Сначала снова появилась слониха, чтобы удобно устроиться на моем черепе. Затем пришел на свидание бегемот с излишками веса минимум в пять центнеров, мой позвоночник трещал, и я орал. Как и положено,
Когда люк открылся, я в первую очередь закричал, чтобы мне дали зеркало. Уже проинформированный дынеголовый на планете Альдебаран спешно притащил большую хромированную пластину и виновато спрятался за ней. Только ручки были видны справа и слева.
Сперва я заметил, что хромаю. Моя левая рука хлопала при каждом шаге о землю. Нос вместе с ботинком и находившейся в нем же ногой свисал с левого плеча.

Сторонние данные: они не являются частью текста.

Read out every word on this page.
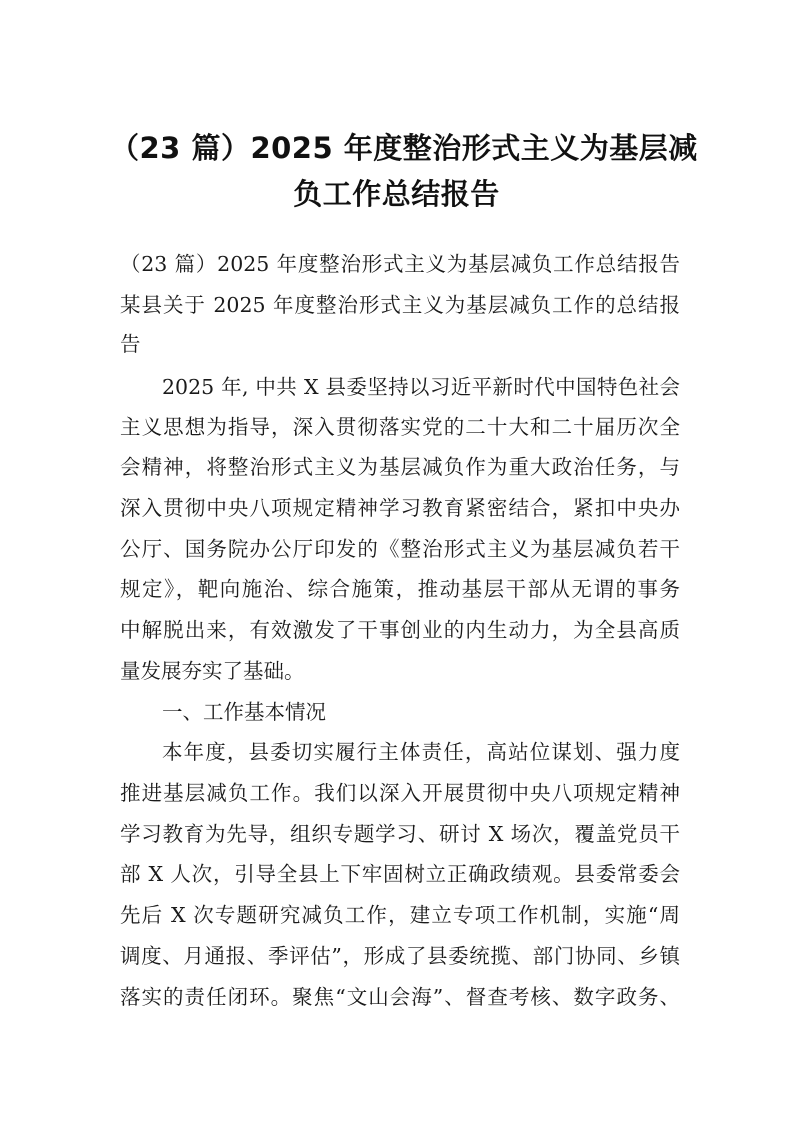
（23 篇）2025 年度整治形式主义为基层减
负工作总结报告
（23 篇）2025 年度整治形式主义为基层减负工作总结报告
某县关于 2025 年度整治形式主义为基层减负工作的总结报
告
2025 年, 中共 X 县委坚持以习近平新时代中国特色社会
主义思想为指导，深入贯彻落实党的二十大和二十届历次全
会精神，将整治形式主义为基层减负作为重大政治任务，与
深入贯彻中央八项规定精神学习教育紧密结合，紧扣中央办
公厅、国务院办公厅印发的《整治形式主义为基层减负若干
规定》，靶向施治、综合施策，推动基层干部从无谓的事务
中解脱出来，有效激发了干事创业的内生动力，为全县高质
量发展夯实了基础。
一、工作基本情况
本年度，县委切实履行主体责任，高站位谋划、强力度
推进基层减负工作。我们以深入开展贯彻中央八项规定精神
学习教育为先导，组织专题学习、研讨 X 场次，覆盖党员干
部 X 人次，引导全县上下牢固树立正确政绩观。县委常委会
先后 X 次专题研究减负工作，建立专项工作机制，实施“周
调度、月通报、季评估”，形成了县委统揽、部门协同、乡镇
落实的责任闭环。聚焦“文山会海”、督查考核、数字政务、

Над моими дрожащими от ярости губами поблескивал обломанный ноготь большого пальца…
Последовавшее вслед за этим подснигание поменяло правую ногу на правую руку, так что из камеры я вынужден был ползти.
Затем я обнаружил в своей новой фигуре свое левое ухо около носа, а второй палец около левого виска.
Когда я в четвертый раз по-тюленьи выползал из камеры, мне пришлось собравшимся между тем большой толпой и озадаченно глазевшим альдебаранитам лишь с помощью предъявления своей визы растолковать, что я их горячо любимый земной гость, так как моя голова сидела на месте левой руки, в то время как шея переходила в руку с носом и ухом, а затем в ногу.
В довершение ко всему, вместо колен у меня были локти, в шее появилось колено, а между правым ухом и подбородком выставился палец.
Альдебараниты оживленно дебатировали, не должны ли они решиться на последний эксперимент, и спрашивали о моем мнении. Однако я не в состоянии был отвечать, так как мой рот нашел свое новое место на спине, на которой я весьма неловко лежал, потому что под лопатками торчали мои худые пятки.
Поэтому я только кивнул угрюмо головой, высовывавшейся из засученного рукава пиджака.